I grew up a Kentucky hillbilly, so actually English is my second language. I still consider Appalachian to be my native tongue, though somehow that’s never impressed employers when I say I’m bilingual.
But regardless of the language, I always just assumed every word I encountered would be in the dictionary. Imagine my confusion, then, the first time I read Lewis Carroll’s famous nonsense poem, “Jabberwocky.” You remember it, right? It’s the one that begins—
"’Twas brillig , and the slithy toves
Did gyre and gimble in the wabe . . ."
Brillig? Slithy? I went to the dictionary. Hey, what gives? The words weren't there. Did this Lewis guy just make them up on the spot?
Wasn’t that against the law or something?

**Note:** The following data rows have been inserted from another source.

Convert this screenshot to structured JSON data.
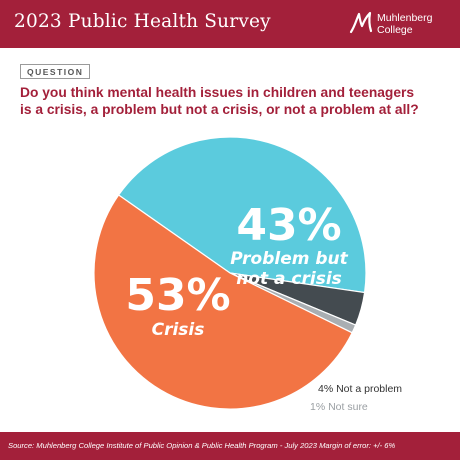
{
  "header": {
    "title": "2023 Public Health Survey",
    "logo_line1": "Muhlenberg",
    "logo_line2": "College"
  },
  "question": {
    "tag": "QUESTION",
    "line1": "Do you think mental health issues in children and teenagers",
    "line2": "is a crisis, a problem but not a crisis, or not a problem at all?"
  },
  "colors": {
    "brand": "#a3203a",
    "crisis": "#f27444",
    "problem": "#5bcbdd",
    "not_problem": "#444b50",
    "not_sure": "#a9aeb2"
  },
  "chart_data": {
    "type": "pie",
    "slices": [
      {
        "label": "Problem but not a crisis",
        "label_line1": "Problem but",
        "label_line2": "not a crisis",
        "value": 43,
        "pct": "43%"
      },
      {
        "label": "Not a problem",
        "value": 4,
        "pct": "4%"
      },
      {
        "label": "Not sure",
        "value": 1,
        "pct": "1%"
      },
      {
        "label": "Crisis",
        "value": 53,
        "pct": "53%"
      }
    ]
  },
  "footer": {
    "source": "Source: Muhlenberg College Institute of Public Opinion & Public Health Program - July 2023 Margin of error: +/- 6%"
  }
}
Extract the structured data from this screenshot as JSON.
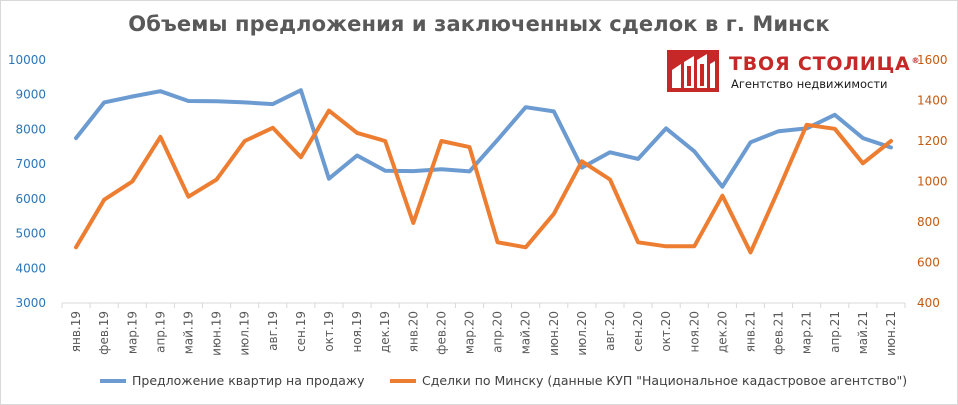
{
  "title": "Объемы предложения и заключенных сделок в г. Минск",
  "logo": {
    "brand": "ТВОЯ СТОЛИЦА",
    "registered": "®",
    "subtitle": "Агентство недвижимости"
  },
  "colors": {
    "offers": "#6b9bd1",
    "deals": "#ed7d31",
    "left_axis": "#2e75b6",
    "right_axis": "#c55a11",
    "logo_red": "#c62828",
    "grid": "#d9d9d9"
  },
  "chart_data": {
    "type": "line",
    "categories": [
      "янв.19",
      "фев.19",
      "мар.19",
      "апр.19",
      "май.19",
      "июн.19",
      "июл.19",
      "авг.19",
      "сен.19",
      "окт.19",
      "ноя.19",
      "дек.19",
      "янв.20",
      "фев.20",
      "мар.20",
      "апр.20",
      "май.20",
      "июн.20",
      "июл.20",
      "авг.20",
      "сен.20",
      "окт.20",
      "ноя.20",
      "дек.20",
      "янв.21",
      "фев.21",
      "мар.21",
      "апр.21",
      "май.21",
      "июн.21"
    ],
    "y_left": {
      "min": 3000,
      "max": 10000,
      "step": 1000,
      "ticks": [
        3000,
        4000,
        5000,
        6000,
        7000,
        8000,
        9000,
        10000
      ]
    },
    "y_right": {
      "min": 400,
      "max": 1600,
      "step": 200,
      "ticks": [
        400,
        600,
        800,
        1000,
        1200,
        1400,
        1600
      ]
    },
    "grid": false,
    "legend_position": "bottom",
    "series": [
      {
        "name": "Предложение квартир на продажу",
        "axis": "left",
        "values": [
          7750,
          8780,
          8950,
          9100,
          8820,
          8810,
          8780,
          8730,
          9130,
          6580,
          7250,
          6810,
          6800,
          6850,
          6790,
          7700,
          8640,
          8520,
          6900,
          7340,
          7150,
          8030,
          7370,
          6350,
          7630,
          7950,
          8030,
          8420,
          7750,
          7480
        ]
      },
      {
        "name": "Сделки по Минску (данные КУП \"Национальное кадастровое агентство\")",
        "axis": "right",
        "values": [
          675,
          910,
          1000,
          1220,
          925,
          1010,
          1200,
          1265,
          1120,
          1350,
          1240,
          1200,
          795,
          1200,
          1170,
          700,
          675,
          840,
          1100,
          1010,
          700,
          680,
          680,
          930,
          650,
          960,
          1280,
          1260,
          1090,
          1200
        ]
      }
    ]
  }
}
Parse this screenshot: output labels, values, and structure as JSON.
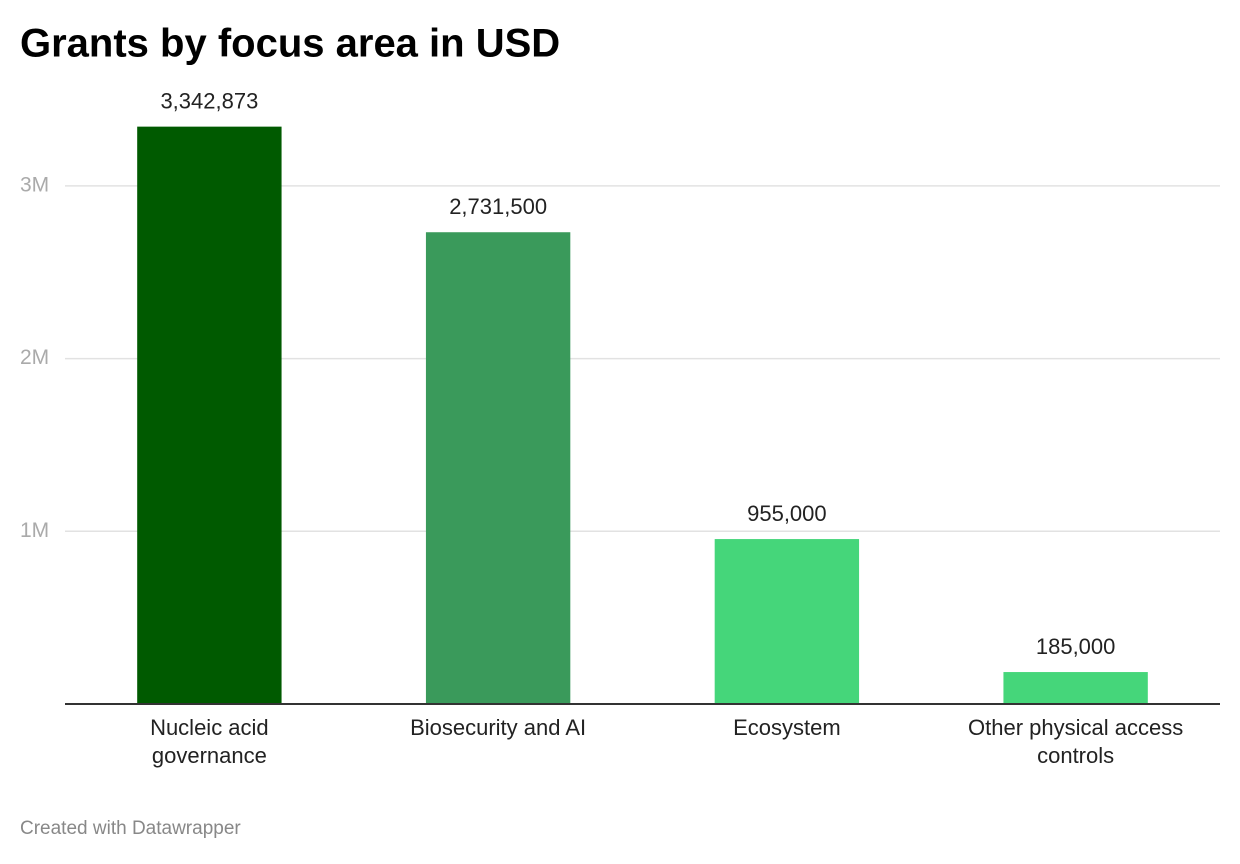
{
  "chart_data": {
    "type": "bar",
    "title": "Grants by focus area in USD",
    "footer": "Created with Datawrapper",
    "categories": [
      "Nucleic acid governance",
      "Biosecurity and AI",
      "Ecosystem",
      "Other physical access controls"
    ],
    "values": [
      3342873,
      2731500,
      955000,
      185000
    ],
    "value_labels": [
      "3,342,873",
      "2,731,500",
      "955,000",
      "185,000"
    ],
    "colors": [
      "#005a00",
      "#3a9a5b",
      "#45d67a",
      "#45d67a"
    ],
    "ylim": [
      0,
      3500000
    ],
    "yticks": [
      {
        "value": 1000000,
        "label": "1M"
      },
      {
        "value": 2000000,
        "label": "2M"
      },
      {
        "value": 3000000,
        "label": "3M"
      }
    ],
    "grid": true
  }
}
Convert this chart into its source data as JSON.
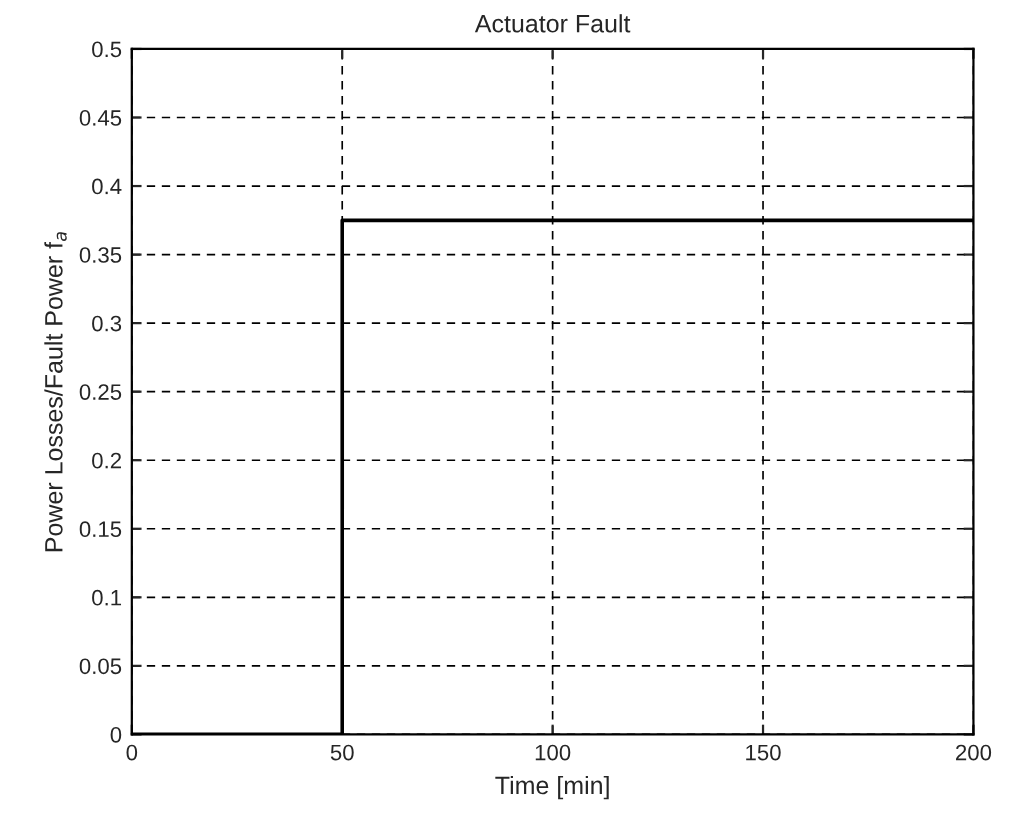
{
  "chart_data": {
    "type": "step",
    "title": "Actuator Fault",
    "xlabel": "Time [min]",
    "ylabel": "Power Losses/Fault Power f$_{a}$",
    "x": [
      0,
      50,
      200
    ],
    "series": [
      {
        "color": "#000000",
        "values": [
          0,
          0.375,
          0.375
        ]
      }
    ],
    "xlim": [
      0,
      200
    ],
    "xticks": [
      0,
      50,
      100,
      150,
      200
    ],
    "ylim": [
      0,
      0.5
    ],
    "yticks": [
      0,
      0.05,
      0.1,
      0.15,
      0.2,
      0.25,
      0.3,
      0.35,
      0.4,
      0.45,
      0.5
    ],
    "grid": true,
    "line_style": "solid",
    "marker": "none"
  }
}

“Jabberwocky” taught me the broader concept of neologisms, or “new words.” New words enter the lexicon all the time, often in the form of slang, and sometimes they catch on with the public and become commonly used.
Once that happens, the neologism passes through the velvet rope and enters the dictionary, that decadent Studio 54 of language (all the hip words either hang out there or at Thesaurus, the new bar on 30th. I don’t like the new place myself—the drinks are expensive. Even pricey. Sometimes downright exorbitant).
Anyway, the latest member of the club appears to be selfie, which the Oxford Dictionary just declared 2013’s Neologism of the Year .
The selfie, if you don’t know, is a photo you take of yourself, often with your cellphone and usually standing in front of a mirror. Clothes are optional. Selfies are typically posted to social media sites like Facebook. Many guys, particularly politicians, also send their selfies to girlfriends, wives or mistresses, thereby providing perfect blackmail material once the relationship sours. I guess at that point the pictures become selfie-defeating.
If you’ve forgiven me for the pun, I’d like to enlist your help in promoting my own neologism: fillibious.
Catchy, huh? It already sounds like a word that should exist, so that’s half the battle right there. I need you to start using fillibious in casual conversation and then act surprised when you’re asked about it. Feel free to make up your own definition—I don’t care. Use it in emails and in Facebook posts. Tweet it to your followers. Insert it into your homework. Variants are okay as well. If your co-worker is annoying you, make sure your complaint to her supervisor also furthers our secret goal: “Anna’s fillibiousness is really getting out of hand, John!”
With luck and determination, fillibious will be the Neologism of the Year for 2014. And it’ll all be because of you, the patrons of the Jefferson County Public Library.
That’ll be pretty darn fillibial if you ask me.